Он подумал о телеэкране, об этом никогда не спящем ухе. Они могу шпионить за тобой день и ночь, но если ты сохраняешь присутствие духа, ты одурачишь их. При всем их уме им никогда не научиться читать тайные мысли человека. Наверное, это не совсем так, когда ты находишься у них в руках. Никому в точности не известно, что происходит внутри Министерства любви, но догадаться нетрудно: пытки, наркотики, чувствительная аппаратура, регистрирующая твои нервные реакции, постепенное изматывание бессонницей, одиночеством и постоянными допросами. Факты в любом случае не утаить. Они узнают о них на допросе, выжмут из тебя с помощью пыток. Но если цель не остаться живым, а остаться человеком, то какая в конечном итоге разница? Они не могут изменить твои чувства – по правде говоря, ты и сам их не можешь изменить, даже если захочешь. Они могут докопаться до мельчайших деталей того, что ты сделал, сказал или подумал, но душа, чьи движения остаются тайной и для тебя самого, будет неуязвима.


Глава 8

Они сделали это, они, наконец, это сделали!

Они стояли в длинной комнате, освещенной мягким светом. Тускло святящийся телеэкран что-то тихо бормотал; а насыщенно синий ковер казался бархатным. В дальнем конце комнаты за столом под лампой с зеленым абажуром сидел О’Брайен, а по бокам от него возвышались огромные стопки бумаг. Когда слуга ввел Уинстона и Джулию, он не побеспокоился поднять голову и посмотреть на них.

У Уинстона сердце стучало так сильно, что он сомневался, сможет ли говорить. Они сделали это, они, наконец, это сделали – вот и все, о чем он мог сейчас думать. Придя сюда, они поддались внезапному порыву, и какой несусветной глупостью было явиться сюда вместе; хотя на самом деле они двигались разными маршрутами и встретились лишь у двери О’Брайена.
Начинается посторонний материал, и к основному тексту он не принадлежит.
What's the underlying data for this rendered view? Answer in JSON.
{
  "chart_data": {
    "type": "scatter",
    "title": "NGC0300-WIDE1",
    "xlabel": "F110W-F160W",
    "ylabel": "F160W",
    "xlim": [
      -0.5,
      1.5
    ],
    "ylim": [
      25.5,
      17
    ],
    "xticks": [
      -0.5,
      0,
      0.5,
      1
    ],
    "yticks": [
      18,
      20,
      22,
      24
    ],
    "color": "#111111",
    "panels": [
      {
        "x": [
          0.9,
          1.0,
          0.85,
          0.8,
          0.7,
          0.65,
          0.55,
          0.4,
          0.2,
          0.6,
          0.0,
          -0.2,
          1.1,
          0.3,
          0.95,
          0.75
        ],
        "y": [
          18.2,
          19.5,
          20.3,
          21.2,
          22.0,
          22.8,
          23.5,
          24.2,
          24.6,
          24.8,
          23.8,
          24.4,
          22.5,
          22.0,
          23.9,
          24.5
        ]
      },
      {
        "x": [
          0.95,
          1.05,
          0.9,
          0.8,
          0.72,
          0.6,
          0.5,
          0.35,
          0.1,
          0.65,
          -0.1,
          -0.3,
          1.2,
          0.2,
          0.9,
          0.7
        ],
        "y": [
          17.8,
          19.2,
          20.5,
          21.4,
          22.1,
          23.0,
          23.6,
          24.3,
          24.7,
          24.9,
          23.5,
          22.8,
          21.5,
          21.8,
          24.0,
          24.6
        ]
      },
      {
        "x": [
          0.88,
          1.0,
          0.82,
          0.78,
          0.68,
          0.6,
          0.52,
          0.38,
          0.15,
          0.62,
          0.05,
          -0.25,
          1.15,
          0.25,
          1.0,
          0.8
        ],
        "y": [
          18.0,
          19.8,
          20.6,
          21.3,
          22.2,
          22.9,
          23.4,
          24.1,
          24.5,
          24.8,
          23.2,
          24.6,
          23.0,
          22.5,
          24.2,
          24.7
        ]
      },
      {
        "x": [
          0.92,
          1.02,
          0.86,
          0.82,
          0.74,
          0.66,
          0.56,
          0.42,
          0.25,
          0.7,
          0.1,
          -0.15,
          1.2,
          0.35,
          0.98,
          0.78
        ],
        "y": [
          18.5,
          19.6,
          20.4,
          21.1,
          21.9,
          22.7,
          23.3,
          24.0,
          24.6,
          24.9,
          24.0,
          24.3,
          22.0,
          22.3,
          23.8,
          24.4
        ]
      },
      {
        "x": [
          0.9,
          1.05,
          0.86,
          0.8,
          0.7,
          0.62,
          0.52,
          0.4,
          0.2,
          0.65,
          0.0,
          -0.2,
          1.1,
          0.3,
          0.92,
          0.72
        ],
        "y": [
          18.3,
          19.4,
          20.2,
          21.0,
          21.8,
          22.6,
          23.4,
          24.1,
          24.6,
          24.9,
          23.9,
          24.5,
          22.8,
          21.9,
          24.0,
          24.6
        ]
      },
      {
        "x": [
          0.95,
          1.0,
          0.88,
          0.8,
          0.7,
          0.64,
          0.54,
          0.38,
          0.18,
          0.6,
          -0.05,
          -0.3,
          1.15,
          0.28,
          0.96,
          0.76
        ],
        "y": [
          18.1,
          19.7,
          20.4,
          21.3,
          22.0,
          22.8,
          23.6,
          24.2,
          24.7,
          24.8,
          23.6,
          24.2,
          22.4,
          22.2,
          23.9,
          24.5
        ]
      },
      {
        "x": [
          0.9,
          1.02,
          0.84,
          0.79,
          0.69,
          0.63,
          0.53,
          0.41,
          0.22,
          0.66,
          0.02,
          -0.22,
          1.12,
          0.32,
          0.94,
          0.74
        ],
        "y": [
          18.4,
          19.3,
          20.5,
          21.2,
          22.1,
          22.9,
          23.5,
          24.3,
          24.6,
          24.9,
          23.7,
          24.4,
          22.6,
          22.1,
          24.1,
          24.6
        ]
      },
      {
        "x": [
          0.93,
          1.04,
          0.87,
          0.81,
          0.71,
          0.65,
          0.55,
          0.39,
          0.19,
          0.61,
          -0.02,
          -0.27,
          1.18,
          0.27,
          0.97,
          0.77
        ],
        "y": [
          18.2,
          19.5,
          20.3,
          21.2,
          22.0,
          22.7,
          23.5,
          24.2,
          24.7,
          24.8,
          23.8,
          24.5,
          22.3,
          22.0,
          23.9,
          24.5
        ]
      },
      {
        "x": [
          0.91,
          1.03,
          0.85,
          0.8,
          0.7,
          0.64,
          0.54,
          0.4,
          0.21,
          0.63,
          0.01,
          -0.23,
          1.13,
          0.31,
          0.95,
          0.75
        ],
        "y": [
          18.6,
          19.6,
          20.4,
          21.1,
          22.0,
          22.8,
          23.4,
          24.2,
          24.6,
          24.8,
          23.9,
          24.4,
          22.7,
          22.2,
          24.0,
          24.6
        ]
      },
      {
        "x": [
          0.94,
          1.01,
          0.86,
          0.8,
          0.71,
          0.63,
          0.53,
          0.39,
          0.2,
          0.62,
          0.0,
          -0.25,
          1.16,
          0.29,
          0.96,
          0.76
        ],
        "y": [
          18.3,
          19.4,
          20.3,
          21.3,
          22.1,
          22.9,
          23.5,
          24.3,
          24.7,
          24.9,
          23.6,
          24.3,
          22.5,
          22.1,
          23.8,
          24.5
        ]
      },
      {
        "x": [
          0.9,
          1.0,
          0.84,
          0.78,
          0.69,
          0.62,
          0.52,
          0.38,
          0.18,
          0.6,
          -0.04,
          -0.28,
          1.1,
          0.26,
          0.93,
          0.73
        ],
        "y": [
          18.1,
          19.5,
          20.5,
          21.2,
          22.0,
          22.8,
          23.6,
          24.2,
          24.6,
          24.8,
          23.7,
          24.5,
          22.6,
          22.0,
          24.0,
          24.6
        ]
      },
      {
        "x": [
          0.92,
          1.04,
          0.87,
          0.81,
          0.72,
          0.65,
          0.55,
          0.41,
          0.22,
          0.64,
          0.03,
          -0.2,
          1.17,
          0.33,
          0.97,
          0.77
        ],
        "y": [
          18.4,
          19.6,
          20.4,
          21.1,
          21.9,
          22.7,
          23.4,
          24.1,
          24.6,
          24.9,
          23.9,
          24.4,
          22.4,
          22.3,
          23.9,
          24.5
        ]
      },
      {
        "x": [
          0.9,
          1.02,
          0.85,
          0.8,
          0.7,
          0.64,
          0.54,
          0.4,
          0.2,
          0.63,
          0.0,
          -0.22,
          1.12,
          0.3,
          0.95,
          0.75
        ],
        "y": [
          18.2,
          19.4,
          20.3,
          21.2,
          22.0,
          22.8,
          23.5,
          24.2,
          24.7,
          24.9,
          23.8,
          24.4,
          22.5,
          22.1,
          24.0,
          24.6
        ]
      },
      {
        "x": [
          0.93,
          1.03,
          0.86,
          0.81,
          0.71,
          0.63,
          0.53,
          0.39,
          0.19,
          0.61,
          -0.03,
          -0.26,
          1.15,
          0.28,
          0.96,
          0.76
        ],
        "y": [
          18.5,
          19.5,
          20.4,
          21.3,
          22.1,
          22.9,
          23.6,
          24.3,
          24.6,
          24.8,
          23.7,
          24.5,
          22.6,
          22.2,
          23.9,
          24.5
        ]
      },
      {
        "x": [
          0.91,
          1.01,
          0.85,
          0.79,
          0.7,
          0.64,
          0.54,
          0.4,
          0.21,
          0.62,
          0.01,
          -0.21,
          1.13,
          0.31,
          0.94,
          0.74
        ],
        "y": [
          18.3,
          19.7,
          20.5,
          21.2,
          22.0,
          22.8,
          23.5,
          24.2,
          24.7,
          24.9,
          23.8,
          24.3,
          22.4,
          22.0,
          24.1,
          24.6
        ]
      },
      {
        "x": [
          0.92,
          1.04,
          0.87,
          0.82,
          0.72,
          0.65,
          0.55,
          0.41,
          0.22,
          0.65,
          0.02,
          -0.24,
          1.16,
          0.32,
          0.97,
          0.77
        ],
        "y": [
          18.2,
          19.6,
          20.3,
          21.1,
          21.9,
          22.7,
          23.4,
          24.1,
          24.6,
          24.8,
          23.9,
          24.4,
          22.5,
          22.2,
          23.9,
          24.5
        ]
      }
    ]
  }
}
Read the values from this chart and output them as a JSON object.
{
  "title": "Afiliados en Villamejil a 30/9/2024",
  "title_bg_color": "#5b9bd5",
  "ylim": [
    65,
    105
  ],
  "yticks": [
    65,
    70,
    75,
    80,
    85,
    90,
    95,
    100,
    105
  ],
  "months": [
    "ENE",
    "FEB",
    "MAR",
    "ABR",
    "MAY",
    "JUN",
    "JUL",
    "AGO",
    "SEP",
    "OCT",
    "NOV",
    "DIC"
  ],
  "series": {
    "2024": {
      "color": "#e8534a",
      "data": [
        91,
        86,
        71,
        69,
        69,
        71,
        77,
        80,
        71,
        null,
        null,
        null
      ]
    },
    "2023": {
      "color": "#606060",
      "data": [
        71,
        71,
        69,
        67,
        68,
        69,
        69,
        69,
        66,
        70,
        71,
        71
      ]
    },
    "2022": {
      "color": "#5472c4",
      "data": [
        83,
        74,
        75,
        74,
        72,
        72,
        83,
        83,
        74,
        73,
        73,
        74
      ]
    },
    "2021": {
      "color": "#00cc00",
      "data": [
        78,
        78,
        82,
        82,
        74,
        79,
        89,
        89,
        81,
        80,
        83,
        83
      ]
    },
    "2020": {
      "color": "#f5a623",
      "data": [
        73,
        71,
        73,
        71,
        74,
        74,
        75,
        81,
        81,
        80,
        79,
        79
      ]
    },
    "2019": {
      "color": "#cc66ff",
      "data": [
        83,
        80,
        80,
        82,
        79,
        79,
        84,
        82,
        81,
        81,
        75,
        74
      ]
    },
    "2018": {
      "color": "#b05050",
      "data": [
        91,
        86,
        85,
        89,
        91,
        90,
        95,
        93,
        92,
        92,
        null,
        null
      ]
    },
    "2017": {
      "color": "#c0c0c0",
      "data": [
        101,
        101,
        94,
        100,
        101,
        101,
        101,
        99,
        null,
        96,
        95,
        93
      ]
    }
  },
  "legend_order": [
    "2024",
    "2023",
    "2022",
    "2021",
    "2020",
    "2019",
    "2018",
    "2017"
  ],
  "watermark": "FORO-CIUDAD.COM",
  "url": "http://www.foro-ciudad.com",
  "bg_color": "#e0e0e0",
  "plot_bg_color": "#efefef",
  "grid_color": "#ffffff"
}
Но и сам приход в такое место являлся испытанием для нервной системы. Лишь в редких случаях человек мог попасть в жилища членов Внутренней партии или даже просто зайти в тот район города, где они обитали. Вся атмосфера огромного жилого дома, общее ощущение богатства и простора, непривычный запах хорошей пищи и отличного табака, тихие и невероятно быстроходные лифты, скользящие вверх и вниз, слуги в белых пиджаках, спешащие туда-сюда – все немного пугало. Хотя у него имелся достоверный предлог для прихода сюда, каждый шаг наполнял его ужасом, что из-за угла вдруг появятся охранники в черной униформе, потребуют документы и прикажут немедленно удалиться. Однако слуга О’Брайена впустил их без колебаний. Это был маленький темноволосый мужчина, одетый в белый пиджак, с ромбовидным лицом, на котором отсутствовало всякое выражение – возможно, китаец. Он повел их по коридору с мягким ковром и стенами, обшитыми белыми панелями – все исключительной чистоты. И это тоже пугало. Уинстон не мог припомнить, чтобы он когда-нибудь видел коридор, стены которого не хранили бы темные следы от постоянного контакта с телами людей.